En Clínica Ibiza definimos el PRP facial como una bioestimulación con plasma autólogo: extraemos una pequeña muestra de tu sangre, la centrifugamos en un sistema cerrado y aislamos el plasma rico en plaquetas, una fracción hasta cinco veces más concentrada en factores de crecimiento que la sangre original.
Las plaquetas no solo coagulan: liberan proteínas reguladoras de la regeneración celular. Al infiltrar ese plasma con microagujas en la dermis, la piel interpreta las microinyecciones como una señal de reparación y se activa una cascada biológica natural y profunda.
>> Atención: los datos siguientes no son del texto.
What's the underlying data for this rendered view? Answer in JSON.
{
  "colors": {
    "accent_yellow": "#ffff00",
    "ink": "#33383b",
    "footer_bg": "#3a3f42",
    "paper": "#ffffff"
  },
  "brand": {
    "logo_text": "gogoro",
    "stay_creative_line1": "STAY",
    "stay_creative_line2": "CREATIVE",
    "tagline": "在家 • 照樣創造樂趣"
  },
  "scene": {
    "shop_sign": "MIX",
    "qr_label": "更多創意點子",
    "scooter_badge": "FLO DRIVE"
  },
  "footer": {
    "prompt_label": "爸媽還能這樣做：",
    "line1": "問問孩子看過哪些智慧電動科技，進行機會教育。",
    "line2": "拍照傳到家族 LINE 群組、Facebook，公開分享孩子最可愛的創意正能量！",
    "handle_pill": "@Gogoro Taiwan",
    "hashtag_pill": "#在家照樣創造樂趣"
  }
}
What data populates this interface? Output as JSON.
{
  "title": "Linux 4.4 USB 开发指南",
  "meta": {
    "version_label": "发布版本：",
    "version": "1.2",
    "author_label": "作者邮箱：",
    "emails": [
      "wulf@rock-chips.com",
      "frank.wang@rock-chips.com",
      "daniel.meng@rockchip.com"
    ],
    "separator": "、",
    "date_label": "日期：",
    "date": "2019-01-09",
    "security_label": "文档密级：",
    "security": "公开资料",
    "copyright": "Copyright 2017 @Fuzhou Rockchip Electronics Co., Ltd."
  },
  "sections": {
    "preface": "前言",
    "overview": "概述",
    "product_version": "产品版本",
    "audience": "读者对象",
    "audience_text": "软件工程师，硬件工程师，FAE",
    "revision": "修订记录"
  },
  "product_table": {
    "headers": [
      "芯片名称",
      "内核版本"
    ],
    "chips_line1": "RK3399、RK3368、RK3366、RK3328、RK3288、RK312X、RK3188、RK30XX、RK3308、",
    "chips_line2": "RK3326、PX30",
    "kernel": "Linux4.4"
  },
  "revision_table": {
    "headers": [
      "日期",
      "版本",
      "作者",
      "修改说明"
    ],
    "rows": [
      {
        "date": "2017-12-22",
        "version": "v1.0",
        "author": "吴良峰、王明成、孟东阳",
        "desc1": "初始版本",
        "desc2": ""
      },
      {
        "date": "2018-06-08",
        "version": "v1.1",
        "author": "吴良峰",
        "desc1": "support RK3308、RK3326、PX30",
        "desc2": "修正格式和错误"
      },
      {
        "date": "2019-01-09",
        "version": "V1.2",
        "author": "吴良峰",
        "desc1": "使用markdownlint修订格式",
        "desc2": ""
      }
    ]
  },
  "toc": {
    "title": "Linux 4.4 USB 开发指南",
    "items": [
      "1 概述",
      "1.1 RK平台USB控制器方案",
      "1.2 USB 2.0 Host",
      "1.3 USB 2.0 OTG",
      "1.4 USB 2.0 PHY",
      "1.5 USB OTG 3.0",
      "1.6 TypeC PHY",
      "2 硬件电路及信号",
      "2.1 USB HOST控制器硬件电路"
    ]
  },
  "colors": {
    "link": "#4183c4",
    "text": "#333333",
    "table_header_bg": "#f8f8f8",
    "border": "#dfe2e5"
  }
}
La ciencia: cómo actúan los factores de crecimiento
- Señal de reparación: las microinyecciones y la alta concentración de plaquetas indican a la piel que debe repararse.
- Liberación de factores: las plaquetas liberan EGF, PDGF y TGF-β, proteínas que envían órdenes a las células dérmicas.
- Activación de fibroblastos: estas células reciben la orden de producir colágeno (firmeza), elastina (elasticidad) y ácido hialurónico (hidratación).
El resultado no es un cambio artificial: reactivamos la capacidad natural de la piel para fabricar los componentes que pierde con la edad, el sol o el estrés.